- The Washington Times - Thursday, September 21, 2006

HOUSTON (AP) — NASA gave Space Shuttle Atlantis the all-clear to come home today after a stem-to-stern inspection prompted by a mysterious flurry of orbital litter found no damage to the ship.

NASA could not say for certain what the five floating pieces of junk were — perhaps a plastic filler strip, maybe a garbage bag. But shuttle program manager Wayne Hale said there was no reason to worry because nothing of any importance was missing from the spacecraft.

“We are cleared for entry. Nothing was found to be missing or damaged on the thermal protection system, the heat shield of the Space Shuttle Atlantis or in fact any other part of the Space Shuttle Atlantis,” Mr. Hale said after two inspections lasting a total of 7 hours. “So we feel we’re very confident that we’re in good shape for a landing opportunity.”

The weather forecast was good for a 6:21 a.m. landing attempt at the Kennedy Space Center in Florida.

Atlantis’ 11-day mission was extended an extra day Tuesday after NASA spotted two mysterious objects in orbit and became worried that something vital broke off the shuttle or damaged the ship’s heat shield or other systems when it came loose.

So Atlantis’ six astronauts spent yesterday using a robotic arm and a 50-foot extension boom to inspect the shuttle. During the inspections, astronauts spotted three additional mystery objects that probably escaped from the shuttle harmlessly, Mr. Hale said.

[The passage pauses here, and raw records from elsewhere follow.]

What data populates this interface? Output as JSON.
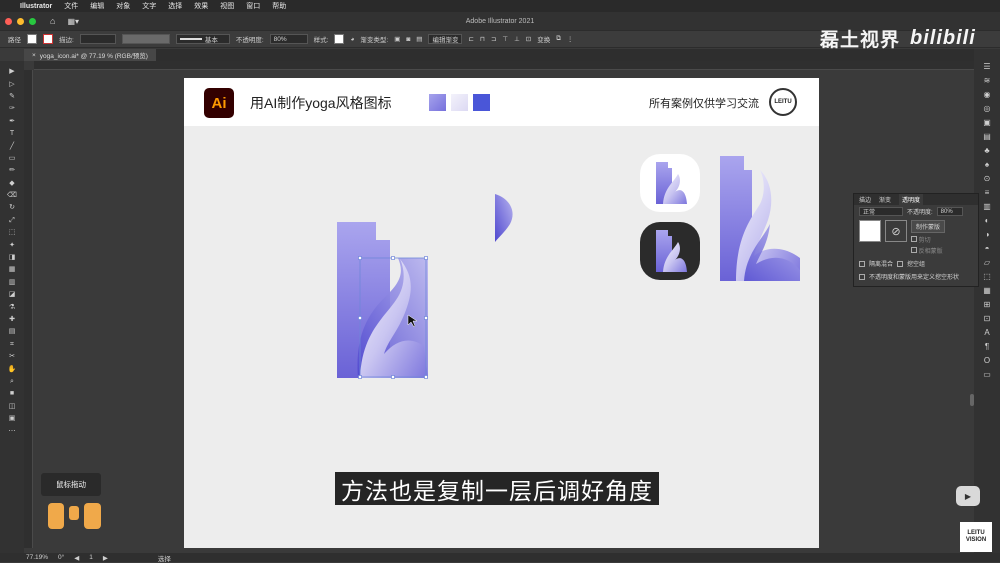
{
  "menubar": {
    "apple_glyph": "",
    "app_name": "Illustrator",
    "items": [
      "文件",
      "编辑",
      "对象",
      "文字",
      "选择",
      "效果",
      "视图",
      "窗口",
      "帮助"
    ]
  },
  "titlebar": {
    "title": "Adobe Illustrator 2021"
  },
  "controlbar": {
    "path_label": "路径",
    "stroke_label": "描边:",
    "stroke_value": "基本",
    "opacity_label": "不透明度:",
    "opacity_value": "80%",
    "style_label": "样式:",
    "gradient_type_label": "渐变类型:",
    "edit_gradient_button": "编辑渐变",
    "transform_label": "变换"
  },
  "document_tab": {
    "close_glyph": "×",
    "title": "yoga_icon.ai* @ 77.19 % (RGB/预览)"
  },
  "tools": [
    "▶",
    "▷",
    "✎",
    "✑",
    "✒",
    "T",
    "╱",
    "▭",
    "✏",
    "◆",
    "⌫",
    "↻",
    "⤢",
    "⬚",
    "✦",
    "◨",
    "▦",
    "▥",
    "◪",
    "⚗",
    "✚",
    "▤",
    "⌗",
    "✂",
    "✋",
    "⌕",
    "■",
    "◫",
    "▣",
    "⋯"
  ],
  "right_tools": [
    "☰",
    "≋",
    "◉",
    "◎",
    "▣",
    "▤",
    "♣",
    "♠",
    "⊙",
    "≡",
    "▥",
    "◐",
    "◑",
    "◓",
    "▱",
    "⬚",
    "▦",
    "⊞",
    "⊡",
    "A",
    "¶",
    "O",
    "▭"
  ],
  "artboard": {
    "logo_text": "Ai",
    "title": "用AI制作yoga风格图标",
    "note": "所有案例仅供学习交流",
    "badge_text": "LEITU",
    "swatch_colors": [
      "#8b87e0",
      "#e8e6f7",
      "#4a56d8"
    ],
    "icon_gradient_light": "#d9d6f5",
    "icon_gradient_dark": "#6f68d8",
    "dark_icon_bg": "#2b2b2b"
  },
  "transparency_panel": {
    "tabs": [
      "描边",
      "渐变",
      "透明度"
    ],
    "blend_mode": "正常",
    "opacity_label": "不透明度:",
    "opacity_value": "80%",
    "make_mask_button": "制作蒙版",
    "clip_label": "剪切",
    "invert_mask_label": "反相蒙版",
    "isolate_blending_label": "隔离混合",
    "knockout_group_label": "挖空组",
    "opacity_mask_define_label": "不透明度和蒙版用来定义挖空形状"
  },
  "tooltip": {
    "text": "鼠标拖动"
  },
  "subtitle": {
    "text": "方法也是复制一层后调好角度"
  },
  "watermark": {
    "text": "磊土视界",
    "bili": "bilibili"
  },
  "leitu_logo": {
    "line1": "LEITU",
    "line2": "VISION"
  },
  "statusbar": {
    "zoom": "77.19%",
    "rotation": "0°",
    "artboard_index": "1",
    "tool_name": "选择"
  },
  "colors": {
    "accent": "#ff9a00",
    "panel_bg": "#323232",
    "tl_red": "#ff5f57",
    "tl_yellow": "#febc2e",
    "tl_green": "#28c840",
    "mouse_icon": "#f0a94a"
  }
}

Damage to Columbia’s heat shield led to its 2003 disintegration during its return to Earth, so NASA is now more cautious about any damage to the shuttle’s tiles or leading edges.

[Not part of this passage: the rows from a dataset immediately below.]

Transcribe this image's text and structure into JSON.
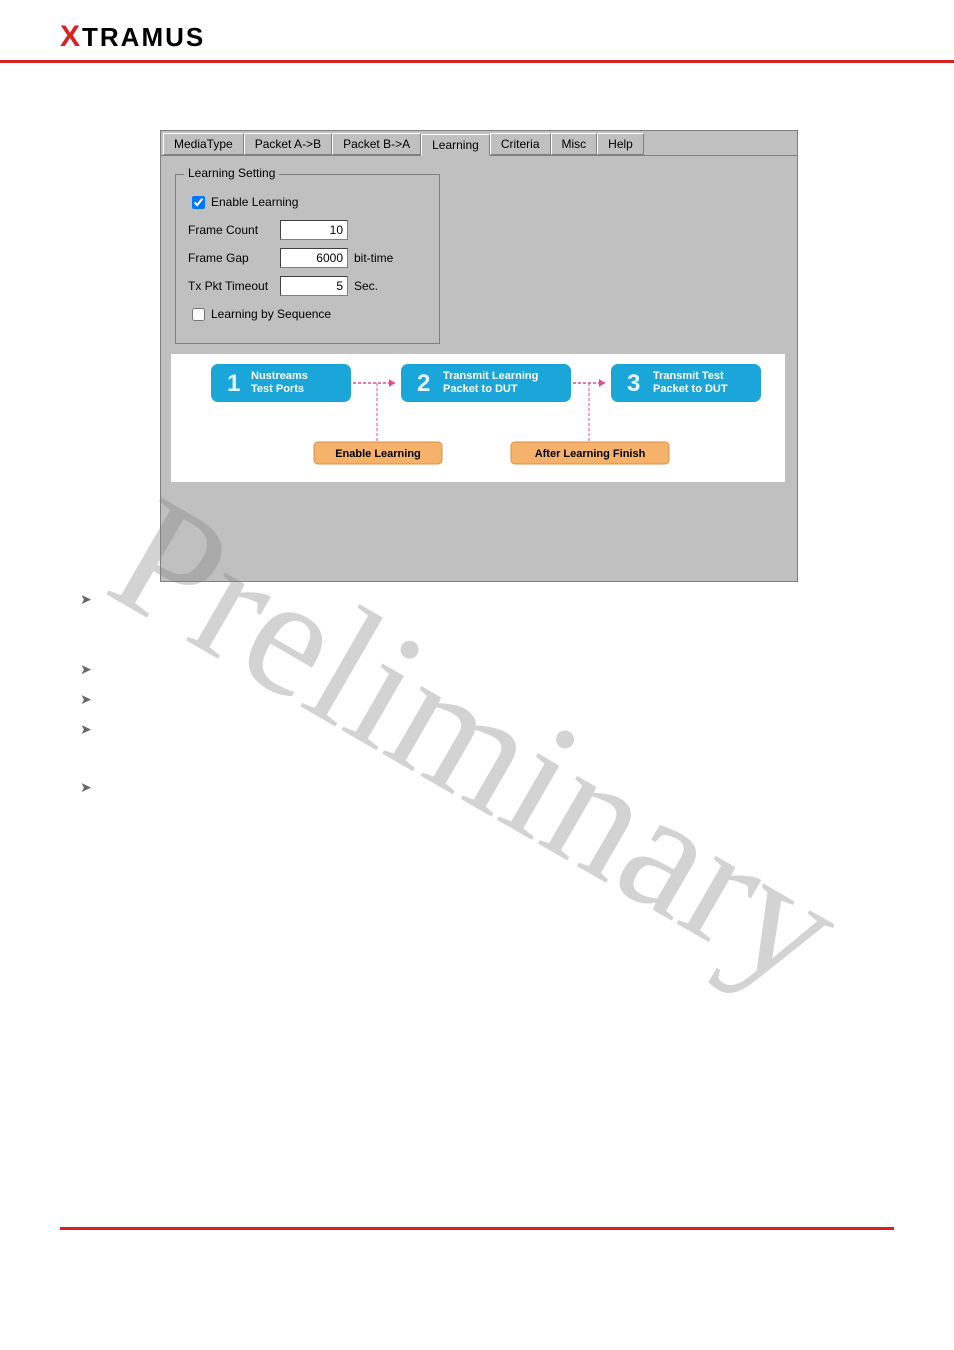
{
  "header": {
    "logo_prefix": "X",
    "logo_rest": "TRAMUS"
  },
  "watermark": "Preliminary",
  "tabs": [
    {
      "label": "MediaType",
      "active": false
    },
    {
      "label": "Packet A->B",
      "active": false
    },
    {
      "label": "Packet B->A",
      "active": false
    },
    {
      "label": "Learning",
      "active": true
    },
    {
      "label": "Criteria",
      "active": false
    },
    {
      "label": "Misc",
      "active": false
    },
    {
      "label": "Help",
      "active": false
    }
  ],
  "group": {
    "title": "Learning Setting",
    "enable_label": "Enable Learning",
    "enable_checked": true,
    "frame_count_label": "Frame Count",
    "frame_count_value": "10",
    "frame_gap_label": "Frame Gap",
    "frame_gap_value": "6000",
    "frame_gap_unit": "bit-time",
    "tx_timeout_label": "Tx Pkt Timeout",
    "tx_timeout_value": "5",
    "tx_timeout_unit": "Sec.",
    "seq_label": "Learning by Sequence",
    "seq_checked": false
  },
  "diagram": {
    "step1_num": "1",
    "step1_l1": "Nustreams",
    "step1_l2": "Test Ports",
    "step2_num": "2",
    "step2_l1": "Transmit Learning",
    "step2_l2": "Packet to DUT",
    "step3_num": "3",
    "step3_l1": "Transmit Test",
    "step3_l2": "Packet to DUT",
    "bottom1": "Enable Learning",
    "bottom2": "After Learning Finish"
  },
  "bullet_glyph": "➤"
}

“We’ve seen a new standard in NASA vigilance,” Mr. Hale said.

John Logsdon, a member of the independent board that investigated the Columbia accident, praised NASA for being “prudent” in taking the extra day to make sure everything was safe.

While Atlantis’ crew of six slept, engineers on the ground operated cameras on the robotic arm to check out the cargo bay and flight control systems. Then, when the astronauts woke up, they used the shuttle’s arm for a 4-hour inspection and then the arm-and-boom for a two-hour examination of harder-to-see places.

Mr. Hale said the mysterious objects probably came from the shuttle, and that his best guess is that one piece was probably an orange plastic filler placed in between the tiles that protect the shuttle from the blasting heat of re-entry. He said another object appeared to be a garbage bag.